If the health care provider decides to prescribe PEP to you, the medication will be explained in detail at the time of your visit. You will be asked to fill the prescription and take the medication as directed. If PEP is obtained through an emergency room, you may be given the first dose along with a few days’ supply in order to give you time to fill the prescription for the rest.
Once you begin taking PEP, it is important to continue taking the medication as directed. Stopping or skipping doses may reduce success . PEP is prescribed for 28 days, meaning you must take the medication each day for 28 days. Do not skip doses. PEP may not work correctly if taken in combination with certain medications. Before starting PEP, be certain to discuss any medications you’re taking with your provider and the pharmacist filling you prescription. Be sure to discuss any over-the-counter drugs, herbal medicines, and vitamins you’re taking.

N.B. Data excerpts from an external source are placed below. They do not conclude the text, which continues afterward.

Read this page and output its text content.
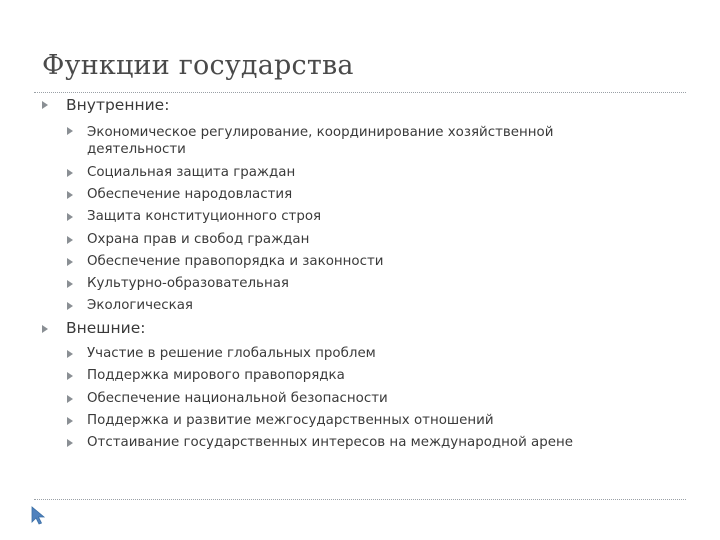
Функции государства
Внутренние:
Экономическое регулирование, координирование хозяйственной
деятельности
Социальная защита граждан
Обеспечение народовластия
Защита конституционного строя
Охрана прав и свобод граждан
Обеспечение правопорядка и законности
Культурно-образовательная
Экологическая
Внешние:
Участие в решение глобальных проблем
Поддержка мирового правопорядка
Обеспечение национальной безопасности
Поддержка и развитие межгосударственных отношений
Отстаивание государственных интересов на международной арене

You should only stop taking PEP if your healthcare provider instructs you to do so. You must complete the full course of medication to have the best chance of preventing HIV.
Are there side effects to taking PEP?
Most people who take PEP do not report any side effects. For those who do, the most common side effects are nausea, upset stomach, headaches, and fatigue.
Tell your provider right away if you experience side effects that make it difficult to take the medication. Do not stop taking PEP before talking to your provider; there may be ways to make you feel better, or alleviate side effects. Most who do experience side effects decide to continue taking PEP because they want to do everything possible to prevent HIV. Many patients recognize that one month of PEP is easier than a lifetime of HIV medications.
Can I take PEP if I’m on hormones?
PEP does not interfere with hormone therapy and is an effective prevention option for transgender and gender nonconforming people.
Can I take PEP if I use hormonal birth control or if I am pregnant?
PEP does not interfere with hormonal birth control, IUDs, emergency contraception (Plan B/"Morning-After Pill"), or other forms of birth control. PEP may be an option if you are pregnant, breastfeeding, or trying to get pregnant. Ask your provider for more information.
Can I use PrEP after PEP?
Yes! For most people we recommend considering continuing on to PrEP after your one month of PEP is over. PrEP is when people at risk for HIV take one daily pill to lower the chances of aquiring HIV. If you are at ongoing risk for HIV, PrEP may be right for you. Click here to learn more about PrEP
How can I pay for PEP?
THRIVE is providing free and full access to PEP services. The PEP medications and the necessary follow-up appointments are covered by most insurances. If you do not have insurance or have trouble paying for PEP, there are financial assistance options available to help pay for the medication and lab costs. THRIVE at the Aliveness Project covers lab tests, STI screening, and PEP prescription.